В своих просоветских заблуждениях Адамович довольно быстро раскаялся, но не ударился в другую крайность. Бешеных антисоветчиков (несколько раз он использовал слово: «бешеных», — видно, те сильно досаждали ему) не выносил и деления русской литературы на советскую и эмигрантскую не признавал.
— Советской литературой у вас называют такую, которая вообще не литература. Просто агитка. Социальный заказ. Литературе это политическое уточнение совершенно не нужно. Вот Паустовский — он что же, советский писатель? Из-за того, что состоит в союзе советских писателей? Но литературе и ее читателям безразлично, в каком союзе состоит автор. Я тут встречался с Аксеновым. Прочитал всего одну или две его вещицы — сразу видно: писатель с большим будущим. Вы не знаете, чего он испугался? Обещал прислать свои книги, но не прислал. Бог с ним… Так он что — советский писатель? Может быть, вы скажете, что и Ахматова советский писатель? Я отношу себя к единой русской литературе, прилагательного «эмигрантская» никогда не признавал и не признаю.
Революция (октябрьский переворот он по-прежнему называл революцией) сделала для России много полезного, напрасно эмиграция это отрицает. Другой вопрос — какой ценой? Есть одна закономерность, которая давно подмечена Карамзиным, Герценом — помните его «Письма с того берега», — Толстым: революции начинаются ради благородных, даже великих целей, а во что превращаются?! Всегда в одно и то же… Но их надо оценивать с исторических высот, иначе теряется перспектива. Все еще изменится и в России, я в этом уверен. Моя надежда — на тех, кому сейчас тридцать лет.

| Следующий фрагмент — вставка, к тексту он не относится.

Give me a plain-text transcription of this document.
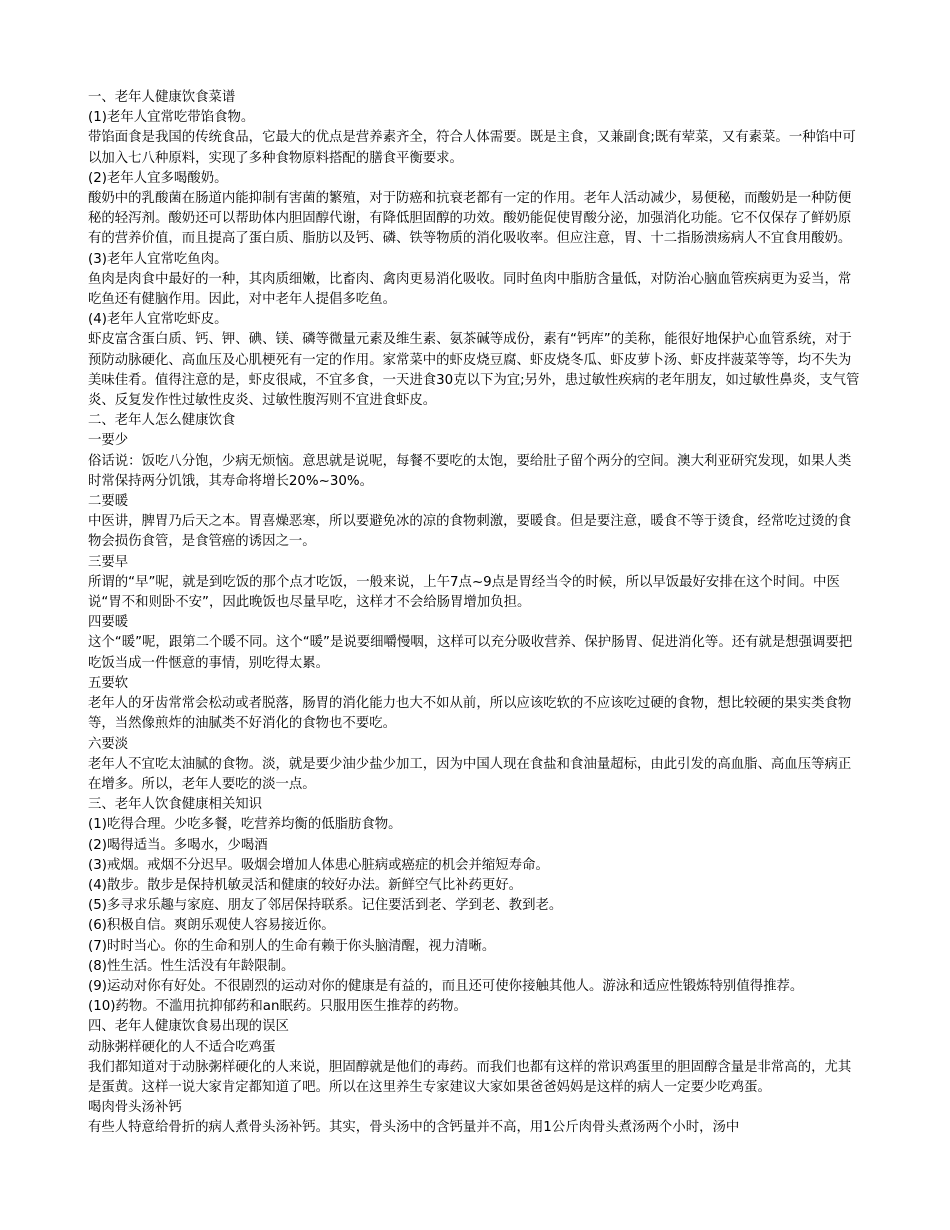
一、老年人健康饮食菜谱

(1)老年人宜常吃带馅食物。

带馅面食是我国的传统食品，它最大的优点是营养素齐全，符合人体需要。既是主食，又兼副食;既有荤菜，又有素菜。一种馅中可以加入七八种原料，实现了多种食物原料搭配的膳食平衡要求。

(2)老年人宜多喝酸奶。

酸奶中的乳酸菌在肠道内能抑制有害菌的繁殖，对于防癌和抗衰老都有一定的作用。老年人活动减少，易便秘，而酸奶是一种防便秘的轻泻剂。酸奶还可以帮助体内胆固醇代谢，有降低胆固醇的功效。酸奶能促使胃酸分泌，加强消化功能。它不仅保存了鲜奶原有的营养价值，而且提高了蛋白质、脂肪以及钙、磷、铁等物质的消化吸收率。但应注意，胃、十二指肠溃疡病人不宜食用酸奶。

(3)老年人宜常吃鱼肉。

鱼肉是肉食中最好的一种，其肉质细嫩，比畜肉、禽肉更易消化吸收。同时鱼肉中脂肪含量低，对防治心脑血管疾病更为妥当，常吃鱼还有健脑作用。因此，对中老年人提倡多吃鱼。

(4)老年人宜常吃虾皮。

虾皮富含蛋白质、钙、钾、碘、镁、磷等微量元素及维生素、氨茶碱等成份，素有“钙库”的美称，能很好地保护心血管系统，对于预防动脉硬化、高血压及心肌梗死有一定的作用。家常菜中的虾皮烧豆腐、虾皮烧冬瓜、虾皮萝卜汤、虾皮拌菠菜等等，均不失为美味佳肴。值得注意的是，虾皮很咸，不宜多食，一天进食30克以下为宜;另外，患过敏性疾病的老年朋友，如过敏性鼻炎，支气管炎、反复发作性过敏性皮炎、过敏性腹泻则不宜进食虾皮。

二、老年人怎么健康饮食

一要少

俗话说：饭吃八分饱，少病无烦恼。意思就是说呢，每餐不要吃的太饱，要给肚子留个两分的空间。澳大利亚研究发现，如果人类时常保持两分饥饿，其寿命将增长20%~30%。

二要暖

中医讲，脾胃乃后天之本。胃喜燥恶寒，所以要避免冰的凉的食物刺激，要暖食。但是要注意，暖食不等于烫食，经常吃过烫的食物会损伤食管，是食管癌的诱因之一。

三要早

所谓的“早”呢，就是到吃饭的那个点才吃饭，一般来说，上午7点~9点是胃经当令的时候，所以早饭最好安排在这个时间。中医说“胃不和则卧不安”，因此晚饭也尽量早吃，这样才不会给肠胃增加负担。

四要暖

这个“暖”呢，跟第二个暖不同。这个“暖”是说要细嚼慢咽，这样可以充分吸收营养、保护肠胃、促进消化等。还有就是想强调要把吃饭当成一件惬意的事情，别吃得太累。

五要软

老年人的牙齿常常会松动或者脱落，肠胃的消化能力也大不如从前，所以应该吃软的不应该吃过硬的食物，想比较硬的果实类食物等，当然像煎炸的油腻类不好消化的食物也不要吃。

六要淡

老年人不宜吃太油腻的食物。淡，就是要少油少盐少加工，因为中国人现在食盐和食油量超标，由此引发的高血脂、高血压等病正在增多。所以，老年人要吃的淡一点。

三、老年人饮食健康相关知识

(1)吃得合理。少吃多餐，吃营养均衡的低脂肪食物。

(2)喝得适当。多喝水，少喝酒

(3)戒烟。戒烟不分迟早。吸烟会增加人体患心脏病或癌症的机会并缩短寿命。

(4)散步。散步是保持机敏灵活和健康的较好办法。新鲜空气比补药更好。

(5)多寻求乐趣与家庭、朋友了邻居保持联系。记住要活到老、学到老、教到老。

(6)积极自信。爽朗乐观使人容易接近你。

(7)时时当心。你的生命和别人的生命有赖于你头脑清醒，视力清晰。

(8)性生活。性生活没有年龄限制。

(9)运动对你有好处。不很剧烈的运动对你的健康是有益的，而且还可使你接触其他人。游泳和适应性锻炼特别值得推荐。

(10)药物。不滥用抗抑郁药和an眠药。只服用医生推荐的药物。

四、老年人健康饮食易出现的误区

动脉粥样硬化的人不适合吃鸡蛋

我们都知道对于动脉粥样硬化的人来说，胆固醇就是他们的毒药。而我们也都有这样的常识鸡蛋里的胆固醇含量是非常高的，尤其是蛋黄。这样一说大家肯定都知道了吧。所以在这里养生专家建议大家如果爸爸妈妈是这样的病人一定要少吃鸡蛋。

喝肉骨头汤补钙

有些人特意给骨折的病人煮骨头汤补钙。其实，骨头汤中的含钙量并不高，用1公斤肉骨头煮汤两个小时，汤中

Он верил в тех, кому тогда было тридцать. Вскоре их назвали шестидесятниками.
Последнее письмо от Адамовича я получил за несколько дней до его смерти. Он писал, что вернулся из Америки, куда ездил на два месяца заработать чтением лекций, совершенно измотан и мечтает лишь об одном: отдохнуть на любимом своем Лазурном берегу. Там, в Ницце, он и умер. Смотрел телевизор, встал, чтобы выключить, и упал. Случилось это 21 февраля 1972 года.
Похоронили Адамовича там же, в Ницце, рядом с матерью, которую он горячо любил.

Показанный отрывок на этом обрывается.